Given all of the above facts, it is not possible to make a general conclusion about which market is more profitable to invest in. Investors should choose a trading instrument to earn money according to their characteristics, such as personality type, risk tolerance and trading goals.
Forex will be more profitable for you if your goal is to make small and multiple profits using short-term strategies. The Forex market is much more volatile than the stock market. However, in Forex it is possible to use very high levers. Given that many traders do not have proper risk management, many of them use leverage only to lose their capital. Therefore, always in the face of risky tools such as leverage, make sure that you use proper risk and money management.
If your goal is to buy an asset and keep it for a long time, the stock market is a safer and more legitimate option where you can make a good profit by investing in it. You can earn money by trading in Forex and stock market, using various trading strategies.
Correlation between stock market and forex
It is natural for investors and traders to look for common ground between the Forex and stock market, in order to anticipate future price changes of assets. In particular, the two markets, Forex and the stock market, are closely related. Thus, many indicators in the stock market affect the exchange rates of important currency pairs in the Forex market.

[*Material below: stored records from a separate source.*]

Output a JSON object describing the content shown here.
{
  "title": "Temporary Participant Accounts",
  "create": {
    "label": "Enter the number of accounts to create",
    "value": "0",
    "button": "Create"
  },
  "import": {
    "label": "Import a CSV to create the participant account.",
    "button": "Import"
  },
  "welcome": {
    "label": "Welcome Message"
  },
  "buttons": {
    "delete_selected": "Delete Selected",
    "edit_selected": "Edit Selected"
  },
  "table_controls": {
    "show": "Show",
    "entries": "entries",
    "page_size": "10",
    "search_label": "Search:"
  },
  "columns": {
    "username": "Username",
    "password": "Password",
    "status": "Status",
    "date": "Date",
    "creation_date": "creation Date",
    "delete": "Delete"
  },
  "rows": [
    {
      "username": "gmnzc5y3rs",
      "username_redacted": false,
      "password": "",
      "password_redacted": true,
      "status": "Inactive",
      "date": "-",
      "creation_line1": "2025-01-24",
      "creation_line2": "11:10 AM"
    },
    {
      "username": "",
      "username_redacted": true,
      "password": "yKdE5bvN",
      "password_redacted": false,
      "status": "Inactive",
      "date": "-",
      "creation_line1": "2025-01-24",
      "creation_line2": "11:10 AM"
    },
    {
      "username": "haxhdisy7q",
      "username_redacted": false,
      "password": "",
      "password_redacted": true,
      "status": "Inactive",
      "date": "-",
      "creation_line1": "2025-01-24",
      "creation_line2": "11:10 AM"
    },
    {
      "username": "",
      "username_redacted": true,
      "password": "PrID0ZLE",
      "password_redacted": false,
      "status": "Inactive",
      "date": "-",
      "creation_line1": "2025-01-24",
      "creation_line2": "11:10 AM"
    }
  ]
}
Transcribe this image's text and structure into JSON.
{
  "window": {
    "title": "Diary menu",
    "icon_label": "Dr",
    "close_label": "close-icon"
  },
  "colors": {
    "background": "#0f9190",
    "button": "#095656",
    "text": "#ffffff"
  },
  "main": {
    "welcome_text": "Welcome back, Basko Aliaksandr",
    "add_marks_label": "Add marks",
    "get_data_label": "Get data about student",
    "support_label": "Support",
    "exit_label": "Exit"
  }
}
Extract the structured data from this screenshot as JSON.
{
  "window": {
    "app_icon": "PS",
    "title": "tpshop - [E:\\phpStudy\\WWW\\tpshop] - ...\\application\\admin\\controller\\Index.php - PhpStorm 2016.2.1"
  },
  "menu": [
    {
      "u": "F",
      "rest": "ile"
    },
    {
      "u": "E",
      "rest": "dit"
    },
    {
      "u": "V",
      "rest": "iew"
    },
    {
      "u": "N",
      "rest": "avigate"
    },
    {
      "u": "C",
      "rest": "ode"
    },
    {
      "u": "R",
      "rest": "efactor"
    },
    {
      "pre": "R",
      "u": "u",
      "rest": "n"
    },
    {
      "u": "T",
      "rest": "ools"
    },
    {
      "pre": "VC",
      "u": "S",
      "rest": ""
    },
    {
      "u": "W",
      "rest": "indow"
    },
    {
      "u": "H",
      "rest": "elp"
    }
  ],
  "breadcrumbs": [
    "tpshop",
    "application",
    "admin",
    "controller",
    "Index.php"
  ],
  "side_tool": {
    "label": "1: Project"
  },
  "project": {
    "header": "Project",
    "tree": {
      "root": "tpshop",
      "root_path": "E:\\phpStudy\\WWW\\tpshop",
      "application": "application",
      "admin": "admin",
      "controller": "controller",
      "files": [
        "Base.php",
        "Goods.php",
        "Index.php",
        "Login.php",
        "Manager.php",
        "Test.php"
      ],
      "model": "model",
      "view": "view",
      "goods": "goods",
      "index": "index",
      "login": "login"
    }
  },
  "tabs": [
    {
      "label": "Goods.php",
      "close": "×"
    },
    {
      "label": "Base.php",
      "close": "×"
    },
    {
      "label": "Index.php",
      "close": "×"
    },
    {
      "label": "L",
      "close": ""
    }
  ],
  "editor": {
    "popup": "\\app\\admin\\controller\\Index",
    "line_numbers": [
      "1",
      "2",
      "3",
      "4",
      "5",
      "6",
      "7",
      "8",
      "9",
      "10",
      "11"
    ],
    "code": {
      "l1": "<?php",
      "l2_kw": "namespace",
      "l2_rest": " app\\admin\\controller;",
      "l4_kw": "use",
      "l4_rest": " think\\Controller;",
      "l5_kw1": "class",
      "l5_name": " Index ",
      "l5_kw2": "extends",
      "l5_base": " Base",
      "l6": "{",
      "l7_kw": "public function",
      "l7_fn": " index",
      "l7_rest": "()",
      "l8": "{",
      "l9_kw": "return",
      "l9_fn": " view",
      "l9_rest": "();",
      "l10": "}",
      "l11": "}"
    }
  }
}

For example, before the global recession in 2008, investors noticed a trend between the Nikkei stock index and the US dollar against the Japanese yen (USD / JPY). With the Nikkei index falling, investors saw this as a sign of a weak Japanese economy, so the USD / JPY exchange rate was expected to fall under these conditions. This type of correlation is known as inverse correlation. On the other hand, if the Nikkei index increases in value, the Japanese yen will rise against the US dollar.
Traders and investors can use existing correlations to predict future asset price changes. Although there are many differences between the two stock market and Forex, these two markets are always in harmony with each other and follow the same technical patterns. Of course, the forecasts have no guarantee, and given the sharp fluctuations in the Forex market, the correlation between the stock market and Forex can change suddenly, without knowing where the next move of the market is.